C'est une fierté qui est due au hasard. Moi même, je ne suis pas fier d'être suisse, ça serait de l'arrogance, mais je suis heureux de l'être. Le destin en a décidé ainsi et c'est une chance. Je pourrais être né au Yémen, en ce moment sous les bombes musulmanes, au Venezuela, sous une inflation galopante, en Afrique, soumis à la famine et aux massacres entre tribus. Non, je suis suisse et j'apprécie. Si je suis fier, c'est à cause de quelques trucs que j'ai réussis dans ma vie, (c'est pas tout négatif), c'est aussi parce que j'ai fait avec constance mon devoir de citoyen qui mettait un bulletin dans l'urne pour que cette nom de dieu de démocratie directe fonctionne.

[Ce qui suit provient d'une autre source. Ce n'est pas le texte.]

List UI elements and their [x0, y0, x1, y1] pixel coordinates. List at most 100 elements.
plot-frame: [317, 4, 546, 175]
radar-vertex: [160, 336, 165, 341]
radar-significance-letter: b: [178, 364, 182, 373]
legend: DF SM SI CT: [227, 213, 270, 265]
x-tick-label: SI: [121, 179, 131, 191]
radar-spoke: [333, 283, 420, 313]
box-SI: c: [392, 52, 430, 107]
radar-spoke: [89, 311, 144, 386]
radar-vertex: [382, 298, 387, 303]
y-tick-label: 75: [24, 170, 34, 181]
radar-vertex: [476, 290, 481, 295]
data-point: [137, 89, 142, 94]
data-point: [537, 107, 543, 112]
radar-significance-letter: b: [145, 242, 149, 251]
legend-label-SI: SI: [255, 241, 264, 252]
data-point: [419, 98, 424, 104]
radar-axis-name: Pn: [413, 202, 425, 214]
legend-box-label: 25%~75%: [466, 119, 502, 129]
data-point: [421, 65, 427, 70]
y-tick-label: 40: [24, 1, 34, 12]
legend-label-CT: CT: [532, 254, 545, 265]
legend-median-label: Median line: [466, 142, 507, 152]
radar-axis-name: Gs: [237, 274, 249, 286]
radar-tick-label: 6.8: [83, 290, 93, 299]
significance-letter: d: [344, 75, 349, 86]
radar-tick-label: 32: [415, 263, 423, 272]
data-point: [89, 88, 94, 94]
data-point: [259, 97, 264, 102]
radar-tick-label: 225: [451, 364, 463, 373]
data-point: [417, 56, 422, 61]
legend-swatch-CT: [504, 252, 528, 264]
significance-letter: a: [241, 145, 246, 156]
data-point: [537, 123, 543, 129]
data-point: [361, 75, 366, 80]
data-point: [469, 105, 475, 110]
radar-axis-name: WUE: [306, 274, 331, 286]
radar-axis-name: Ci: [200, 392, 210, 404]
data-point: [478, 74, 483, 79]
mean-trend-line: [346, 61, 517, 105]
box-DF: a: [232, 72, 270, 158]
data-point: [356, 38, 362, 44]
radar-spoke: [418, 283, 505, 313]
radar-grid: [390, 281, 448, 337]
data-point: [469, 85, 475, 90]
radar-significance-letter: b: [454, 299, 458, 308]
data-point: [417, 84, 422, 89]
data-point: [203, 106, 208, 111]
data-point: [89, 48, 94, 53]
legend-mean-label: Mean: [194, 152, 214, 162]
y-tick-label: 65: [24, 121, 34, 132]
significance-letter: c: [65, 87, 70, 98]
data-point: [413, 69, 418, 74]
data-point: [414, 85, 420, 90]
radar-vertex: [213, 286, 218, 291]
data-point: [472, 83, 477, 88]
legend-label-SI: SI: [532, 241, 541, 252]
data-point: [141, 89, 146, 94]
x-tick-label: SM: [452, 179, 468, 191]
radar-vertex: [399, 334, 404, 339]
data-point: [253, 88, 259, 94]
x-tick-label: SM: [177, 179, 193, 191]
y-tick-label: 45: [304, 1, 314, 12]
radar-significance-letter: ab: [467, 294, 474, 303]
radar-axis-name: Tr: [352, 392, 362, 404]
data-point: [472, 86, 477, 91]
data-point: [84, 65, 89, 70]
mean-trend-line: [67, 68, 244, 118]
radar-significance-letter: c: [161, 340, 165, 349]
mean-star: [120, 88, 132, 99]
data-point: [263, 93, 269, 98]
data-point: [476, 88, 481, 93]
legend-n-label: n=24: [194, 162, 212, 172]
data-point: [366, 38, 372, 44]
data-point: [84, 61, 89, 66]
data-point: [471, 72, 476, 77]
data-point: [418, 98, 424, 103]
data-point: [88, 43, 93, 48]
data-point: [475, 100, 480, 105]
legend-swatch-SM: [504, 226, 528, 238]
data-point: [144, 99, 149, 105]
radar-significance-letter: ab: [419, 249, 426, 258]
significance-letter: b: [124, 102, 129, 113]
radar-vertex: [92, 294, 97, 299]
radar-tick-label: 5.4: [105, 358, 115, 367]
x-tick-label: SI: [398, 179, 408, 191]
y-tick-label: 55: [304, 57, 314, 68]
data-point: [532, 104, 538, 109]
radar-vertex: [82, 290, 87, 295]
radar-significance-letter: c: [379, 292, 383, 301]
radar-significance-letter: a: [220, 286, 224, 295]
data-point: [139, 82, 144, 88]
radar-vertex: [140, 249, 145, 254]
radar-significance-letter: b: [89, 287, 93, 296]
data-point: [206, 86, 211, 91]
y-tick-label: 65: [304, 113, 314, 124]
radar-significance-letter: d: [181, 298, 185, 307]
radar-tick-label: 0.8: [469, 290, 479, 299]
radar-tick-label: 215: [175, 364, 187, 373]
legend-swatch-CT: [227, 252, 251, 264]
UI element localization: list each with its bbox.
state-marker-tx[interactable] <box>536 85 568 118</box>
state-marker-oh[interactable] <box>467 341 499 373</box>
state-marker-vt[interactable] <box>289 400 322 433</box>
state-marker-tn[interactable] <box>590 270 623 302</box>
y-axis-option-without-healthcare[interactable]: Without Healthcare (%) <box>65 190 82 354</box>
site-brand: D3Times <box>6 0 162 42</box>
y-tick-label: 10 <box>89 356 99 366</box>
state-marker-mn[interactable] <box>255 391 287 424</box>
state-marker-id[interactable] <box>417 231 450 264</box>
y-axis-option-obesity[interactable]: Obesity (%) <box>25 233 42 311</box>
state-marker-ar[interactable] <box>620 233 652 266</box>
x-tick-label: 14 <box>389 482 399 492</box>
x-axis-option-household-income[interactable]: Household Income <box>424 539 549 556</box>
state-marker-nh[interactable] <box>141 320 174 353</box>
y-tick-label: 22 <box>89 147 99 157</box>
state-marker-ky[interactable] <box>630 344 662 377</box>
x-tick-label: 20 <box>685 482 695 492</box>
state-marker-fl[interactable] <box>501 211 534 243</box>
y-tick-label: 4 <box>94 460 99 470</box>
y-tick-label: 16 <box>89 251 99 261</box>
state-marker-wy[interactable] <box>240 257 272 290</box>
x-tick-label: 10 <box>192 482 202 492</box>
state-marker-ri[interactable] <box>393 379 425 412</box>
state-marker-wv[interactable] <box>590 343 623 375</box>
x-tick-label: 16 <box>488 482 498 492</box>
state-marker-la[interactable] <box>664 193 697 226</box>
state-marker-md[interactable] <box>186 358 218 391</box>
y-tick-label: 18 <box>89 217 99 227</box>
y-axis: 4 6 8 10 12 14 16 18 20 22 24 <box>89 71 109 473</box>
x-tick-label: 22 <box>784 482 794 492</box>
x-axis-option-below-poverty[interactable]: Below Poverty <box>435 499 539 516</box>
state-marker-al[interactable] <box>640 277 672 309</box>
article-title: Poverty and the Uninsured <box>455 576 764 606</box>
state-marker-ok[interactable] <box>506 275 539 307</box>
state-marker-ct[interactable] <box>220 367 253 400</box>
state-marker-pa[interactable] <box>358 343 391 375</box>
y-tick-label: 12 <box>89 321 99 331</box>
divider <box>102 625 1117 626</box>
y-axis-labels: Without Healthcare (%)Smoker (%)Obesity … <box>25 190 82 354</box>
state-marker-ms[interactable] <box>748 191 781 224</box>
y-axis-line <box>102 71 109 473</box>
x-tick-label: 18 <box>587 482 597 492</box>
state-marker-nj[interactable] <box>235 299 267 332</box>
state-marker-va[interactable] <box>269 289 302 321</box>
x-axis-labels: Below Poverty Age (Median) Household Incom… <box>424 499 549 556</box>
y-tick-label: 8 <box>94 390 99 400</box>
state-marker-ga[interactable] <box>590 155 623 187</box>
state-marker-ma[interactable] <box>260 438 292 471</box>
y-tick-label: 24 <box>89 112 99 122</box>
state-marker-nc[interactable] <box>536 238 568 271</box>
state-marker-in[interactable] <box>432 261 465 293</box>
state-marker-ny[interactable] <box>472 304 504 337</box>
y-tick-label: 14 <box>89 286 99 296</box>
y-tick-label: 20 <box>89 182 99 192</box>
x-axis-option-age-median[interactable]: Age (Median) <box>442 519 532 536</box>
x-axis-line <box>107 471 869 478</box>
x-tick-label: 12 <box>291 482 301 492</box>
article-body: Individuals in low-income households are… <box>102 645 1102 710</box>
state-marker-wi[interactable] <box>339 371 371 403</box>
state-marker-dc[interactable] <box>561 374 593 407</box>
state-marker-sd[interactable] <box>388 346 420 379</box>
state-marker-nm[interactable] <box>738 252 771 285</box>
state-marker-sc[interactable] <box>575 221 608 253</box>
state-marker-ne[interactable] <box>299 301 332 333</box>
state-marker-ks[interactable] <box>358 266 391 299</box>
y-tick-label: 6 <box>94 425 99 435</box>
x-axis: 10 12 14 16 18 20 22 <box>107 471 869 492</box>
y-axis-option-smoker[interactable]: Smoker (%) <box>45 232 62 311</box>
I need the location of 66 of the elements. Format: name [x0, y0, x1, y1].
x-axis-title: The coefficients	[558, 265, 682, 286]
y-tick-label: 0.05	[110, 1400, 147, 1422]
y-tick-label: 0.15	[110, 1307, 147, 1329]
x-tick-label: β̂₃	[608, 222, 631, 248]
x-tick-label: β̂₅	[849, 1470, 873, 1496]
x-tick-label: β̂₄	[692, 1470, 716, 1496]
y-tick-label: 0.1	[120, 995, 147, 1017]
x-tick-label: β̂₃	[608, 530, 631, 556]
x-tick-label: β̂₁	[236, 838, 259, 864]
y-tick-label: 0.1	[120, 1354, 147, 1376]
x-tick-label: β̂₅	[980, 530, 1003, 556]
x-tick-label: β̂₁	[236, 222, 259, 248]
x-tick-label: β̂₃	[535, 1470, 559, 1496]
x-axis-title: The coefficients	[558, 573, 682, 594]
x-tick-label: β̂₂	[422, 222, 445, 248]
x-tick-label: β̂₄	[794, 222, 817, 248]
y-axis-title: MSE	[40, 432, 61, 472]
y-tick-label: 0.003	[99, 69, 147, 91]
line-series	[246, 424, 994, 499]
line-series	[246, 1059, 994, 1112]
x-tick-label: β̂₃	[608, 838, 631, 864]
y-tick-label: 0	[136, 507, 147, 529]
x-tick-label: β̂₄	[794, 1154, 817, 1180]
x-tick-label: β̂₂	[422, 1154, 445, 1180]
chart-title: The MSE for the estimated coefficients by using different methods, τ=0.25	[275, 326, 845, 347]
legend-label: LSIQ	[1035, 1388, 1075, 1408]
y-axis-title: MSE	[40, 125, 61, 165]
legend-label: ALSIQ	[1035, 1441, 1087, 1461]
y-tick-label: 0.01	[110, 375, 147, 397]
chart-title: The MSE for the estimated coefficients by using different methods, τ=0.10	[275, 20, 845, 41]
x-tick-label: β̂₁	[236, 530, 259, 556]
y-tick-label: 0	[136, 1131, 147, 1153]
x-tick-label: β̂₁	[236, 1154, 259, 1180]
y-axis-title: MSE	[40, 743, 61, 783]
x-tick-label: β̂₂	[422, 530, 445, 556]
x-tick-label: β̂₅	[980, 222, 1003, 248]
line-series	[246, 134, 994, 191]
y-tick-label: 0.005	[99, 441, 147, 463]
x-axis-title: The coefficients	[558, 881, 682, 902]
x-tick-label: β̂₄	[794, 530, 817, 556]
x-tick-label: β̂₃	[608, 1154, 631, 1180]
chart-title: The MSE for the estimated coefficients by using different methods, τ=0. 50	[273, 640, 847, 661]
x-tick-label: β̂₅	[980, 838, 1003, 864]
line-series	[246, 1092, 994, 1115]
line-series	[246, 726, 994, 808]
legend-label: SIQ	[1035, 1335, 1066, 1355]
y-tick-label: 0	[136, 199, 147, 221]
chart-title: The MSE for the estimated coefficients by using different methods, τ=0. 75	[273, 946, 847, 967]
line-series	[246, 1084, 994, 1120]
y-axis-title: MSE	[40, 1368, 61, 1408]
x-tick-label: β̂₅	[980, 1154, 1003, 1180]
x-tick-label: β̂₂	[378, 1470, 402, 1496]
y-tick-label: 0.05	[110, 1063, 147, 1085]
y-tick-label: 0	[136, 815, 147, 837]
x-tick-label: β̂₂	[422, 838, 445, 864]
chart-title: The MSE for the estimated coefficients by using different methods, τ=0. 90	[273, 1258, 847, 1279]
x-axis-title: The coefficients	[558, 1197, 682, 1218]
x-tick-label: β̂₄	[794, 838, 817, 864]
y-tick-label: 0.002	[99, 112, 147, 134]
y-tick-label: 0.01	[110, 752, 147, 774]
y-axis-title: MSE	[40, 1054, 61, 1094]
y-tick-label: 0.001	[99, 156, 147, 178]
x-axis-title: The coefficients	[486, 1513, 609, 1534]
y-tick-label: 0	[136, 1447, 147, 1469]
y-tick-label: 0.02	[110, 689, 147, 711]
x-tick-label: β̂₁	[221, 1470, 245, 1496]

Pour en revenir à notre donzelle. Je me tue (à moins que ça soit déjà prévu par un jihadiste égorgeur) à renseigner les musulmans fiers-de-l'être que leur religion ne vaut pas un pet, qu'elle est l'ennemie de la liberté, de la culture telle que nous la concevons, que ses textes, mais les a-t-elle seulement lus, sont des incitations à la violence, à la conquête. Je me suis d'ailleurs toujours demandé pourquoi ceux qui prient une divinité se croient obligés de passer par une religion qui les brime et les rend stupides. Une simple prière à la maison le matin de bonne heure pour bien commencer la journée ou seulement le dimanche, mais là, attention, selon certains, c'est son jour de repos et il n'aime pas être dérangé. Selon d'autres, c'est son jour de réception. Allez vous y retrouver. Tout cela sans passer par un édifice sacré, cela devrait être suffisant pour satisfaire le Bonhomme. Ce que j'en dis...

 


Heureux ceux qui mangeront des œufs au bacon, car ils auront déjeuné. (Une Béatitude à moi, la neuvième donc.)